“Ask ye; call the banns in church. Eh, that’ll be a grand day for us all. Noo, there’s a bonny cake,” she ended, clapping it on to the “girdle,” “and you and he can have it cold to your teas.”
“Did you ever lend or give Jane Anne books?” she asked Rivers, at dinner, that night.
“I ordered her a set of George Eliot’s novels once,” he said, “and all Scott’s. She’s clever enough to get something out of them. I see that from what she says to me about them. She is quite a superior girl.”
“I don’t like her, and she doesn’t like me. And novels—that she only half understands—put things into her head that are better out of it.
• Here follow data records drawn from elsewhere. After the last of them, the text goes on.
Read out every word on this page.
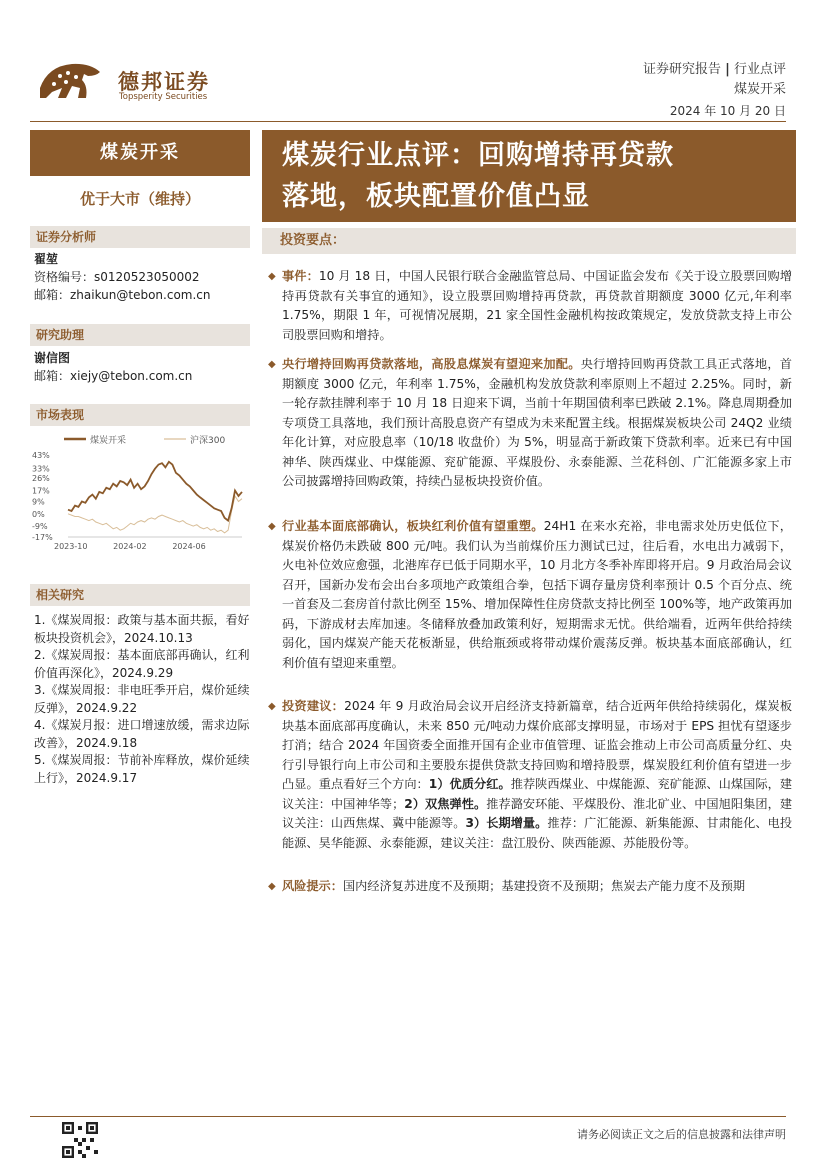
德邦证券
Topsperity Securities
证券研究报告 | 行业点评
煤炭开采
2024 年 10 月 20 日
煤炭开采
优于大市（维持）
证券分析师
翟堃
资格编号：s0120523050002
邮箱：zhaikun@tebon.com.cn
研究助理
谢信图
邮箱：xiejy@tebon.com.cn
市场表现
煤炭开采	沪深300
43%
33%
26%
17%
9%
0%
-9%
-17%
2023-10	2024-02	2024-06
相关研究
1.《煤炭周报：政策与基本面共振，看好板块投资机会》，2024.10.13
2.《煤炭周报：基本面底部再确认，红利价值再深化》，2024.9.29
3.《煤炭周报：非电旺季开启，煤价延续反弹》，2024.9.22
4.《煤炭月报：进口增速放缓，需求边际改善》，2024.9.18
5.《煤炭周报：节前补库释放，煤价延续上行》，2024.9.17
煤炭行业点评：回购增持再贷款
落地，板块配置价值凸显
投资要点：
◆ 事件：10 月 18 日，中国人民银行联合金融监管总局、中国证监会发布《关于设立股票回购增持再贷款有关事宜的通知》，设立股票回购增持再贷款，再贷款首期额度 3000 亿元,年利率 1.75%，期限 1 年，可视情况展期，21 家全国性金融机构按政策规定，发放贷款支持上市公司股票回购和增持。
◆ 央行增持回购再贷款落地，高股息煤炭有望迎来加配。央行增持回购再贷款工具正式落地，首期额度 3000 亿元，年利率 1.75%，金融机构发放贷款利率原则上不超过 2.25%。同时，新一轮存款挂牌利率于 10 月 18 日迎来下调，当前十年期国债利率已跌破 2.1%。降息周期叠加专项贷工具落地，我们预计高股息资产有望成为未来配置主线。根据煤炭板块公司 24Q2 业绩年化计算，对应股息率（10/18 收盘价）为 5%，明显高于新政策下贷款利率。近来已有中国神华、陕西煤业、中煤能源、兖矿能源、平煤股份、永泰能源、兰花科创、广汇能源多家上市公司披露增持回购政策，持续凸显板块投资价值。
◆ 行业基本面底部确认，板块红利价值有望重塑。24H1 在来水充裕，非电需求处历史低位下，煤炭价格仍未跌破 800 元/吨。我们认为当前煤价压力测试已过，往后看，水电出力减弱下，火电补位效应愈强，北港库存已低于同期水平，10 月北方冬季补库即将开启。9 月政治局会议召开，国新办发布会出台多项地产政策组合拳，包括下调存量房贷利率预计 0.5 个百分点、统一首套及二套房首付款比例至 15%、增加保障性住房贷款支持比例至 100%等，地产政策再加码，下游成材去库加速。冬储释放叠加政策利好，短期需求无忧。供给端看，近两年供给持续弱化，国内煤炭产能天花板渐显，供给瓶颈或将带动煤价震荡反弹。板块基本面底部确认，红利价值有望迎来重塑。
◆ 投资建议：2024 年 9 月政治局会议开启经济支持新篇章，结合近两年供给持续弱化，煤炭板块基本面底部再度确认，未来 850 元/吨动力煤价底部支撑明显，市场对于 EPS 担忧有望逐步打消；结合 2024 年国资委全面推开国有企业市值管理、证监会推动上市公司高质量分红、央行引导银行向上市公司和主要股东提供贷款支持回购和增持股票，煤炭股红利价值有望进一步凸显。重点看好三个方向：1）优质分红。推荐陕西煤业、中煤能源、兖矿能源、山煤国际，建议关注：中国神华等；2）双焦弹性。推荐潞安环能、平煤股份、淮北矿业、中国旭阳集团，建议关注：山西焦煤、冀中能源等。3）长期增量。推荐：广汇能源、新集能源、甘肃能化、电投能源、昊华能源、永泰能源，建议关注：盘江股份、陕西能源、苏能股份等。
◆ 风险提示：国内经济复苏进度不及预期；基建投资不及预期；焦炭去产能力度不及预期
请务必阅读正文之后的信息披露和法律声明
Now, suppose this girl, Jane Anne, were to write to my people and betray me,” she said, with a slightly simulated expression of apprehension.
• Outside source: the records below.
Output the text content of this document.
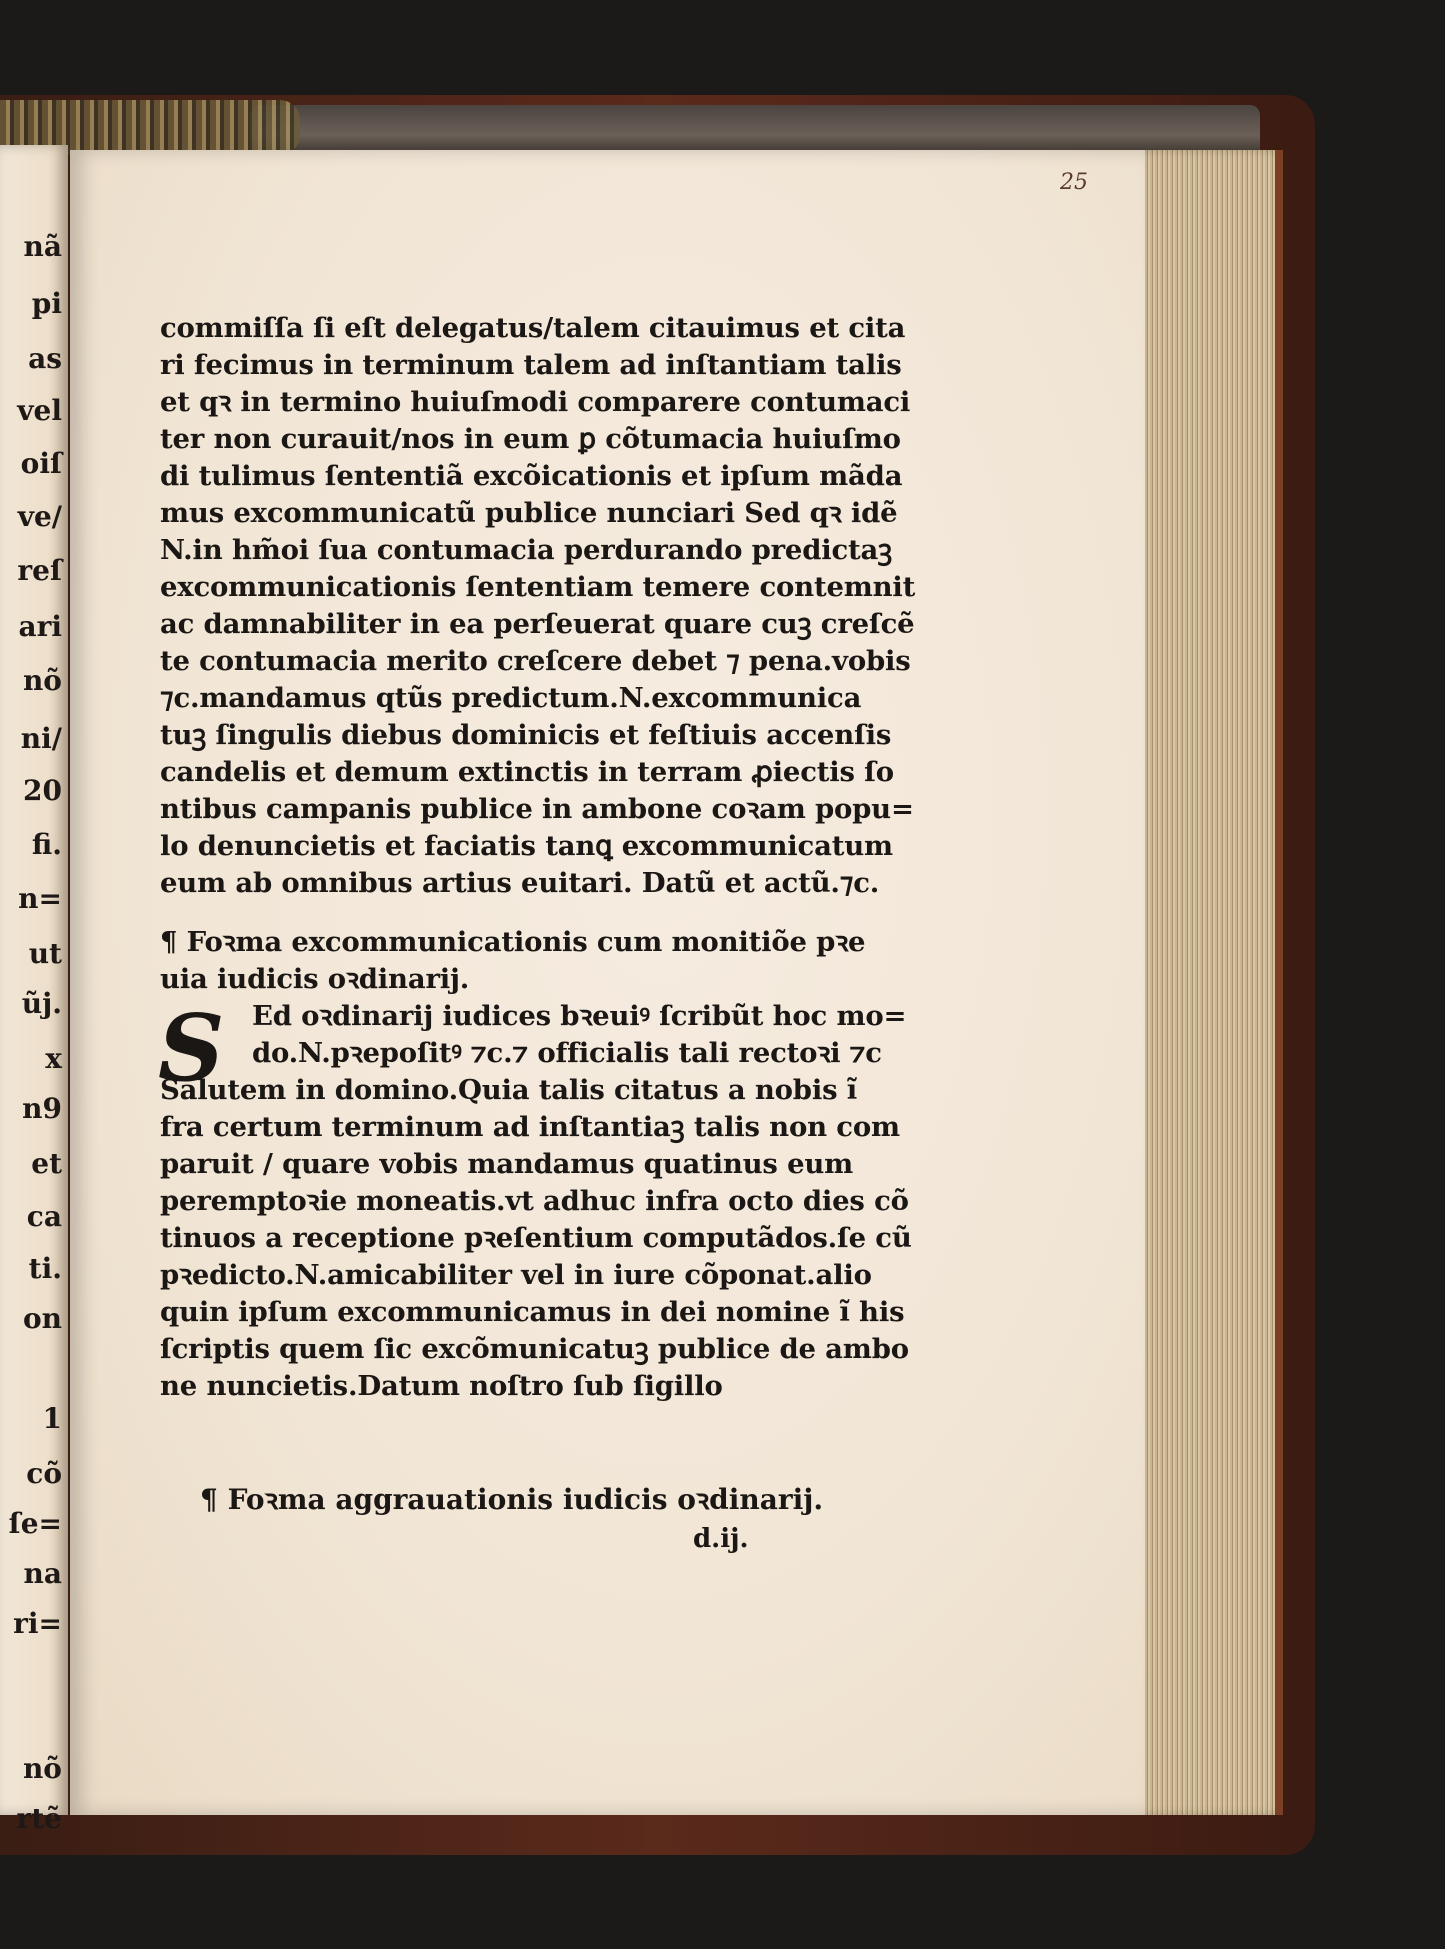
nã

pi

as

vel

oiſ

ve/

reſ

ari

nõ

ni/

20

fi.

n=

ut

ũj.

x

n9

et

ca

ti.

on

1

cõ

ſe=

na

ri=

nõ

rtẽ

25

commiſſa ſi eſt delegatus/talem citauimus et cita

ri fecimus in terminum talem ad inſtantiam talis

et qꝛ in termino huiuſmodi comparere contumaci

ter non curauit/nos in eum ꝑ cõtumacia huiuſmo

di tulimus ſententiã excõicationis et ipſum mãda

mus excommunicatũ publice nunciari Sed qꝛ idẽ

N.in hm̃oi ſua contumacia perdurando predictaꝫ

excommunicationis ſententiam temere contemnit

ac damnabiliter in ea perſeuerat quare cuꝫ creſcẽ

te contumacia merito creſcere debet ⁊ pena.vobis

⁊c.mandamus qtũs predictum.N.excommunica

tuꝫ ſingulis diebus dominicis et feſtiuis accenſis

candelis et demum extinctis in terram ꝓiectis ſo

ntibus campanis publice in ambone coꝛam popu=

lo denuncietis et faciatis tanꝗ excommunicatum

eum ab omnibus artius euitari. Datũ et actũ.⁊c.

¶ Foꝛma excommunicationis cum monitiõe pꝛe

uia iudicis oꝛdinarij.

S Ed oꝛdinarij iudices bꝛeuiꝰ ſcribũt hoc mo=

do.N.pꝛepoſitꝰ ⁊c.⁊ officialis tali rectoꝛi ⁊c

Salutem in domino.Quia talis citatus a nobis ĩ

fra certum terminum ad inſtantiaꝫ talis non com

paruit / quare vobis mandamus quatinus eum

peremptoꝛie moneatis.vt adhuc infra octo dies cõ

tinuos a receptione pꝛeſentium computãdos.ſe cũ

pꝛedicto.N.amicabiliter vel in iure cõponat.alio

quin ipſum excommunicamus in dei nomine ĩ his

ſcriptis quem ſic excõmunicatuꝫ publice de ambo

ne nuncietis.Datum noſtro ſub ſigillo

¶ Foꝛma aggrauationis iudicis oꝛdinarij.

d.ij.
“Why should she betray you?” he said, showing by his slight accent on the betray that he thought it somewhat too forcible. “She would have no object.”
“Oh no!” said Mrs. Elles. “I am not a criminal. And besides, there is no one for her to betray me to. I owe nobody any allegiance. I am perfectly independent. There is not a soul in the world who cares what becomes of me!”
She sighed appropriately as she uttered this fiction, but if she had expected Mr. Rivers to openly commiserate her, she was disappointed. It was by no means the first time. Alastor always refused to take any interest in the fortunes of the Lady before she came to him.
She wondered if he even took in the idea of the lonely and friendless condition. Did he really swallow the legend of herself that she had been at such pains to concoct and serve up to him when she first came?
The lies she had told him, in the light of the new morality that her intercourse with his blameless rectitude had flashed upon her, began to weigh heavily upon her regenerate soul. He was so straight, so sincere, so guileless, so simple, she might tell him what she chose and he would credit her story as that of one holding the same rigid code of honour as himself. She was beginning to realize, as she had never realized before, what that code of honour—what every gentleman’s code of honour—was.
It was not so much that it was wrong to lie, but it was a mark of ill-breeding, and her cheeks burned at the recollection of the imposition she had practised—was still practising—on this gentleman.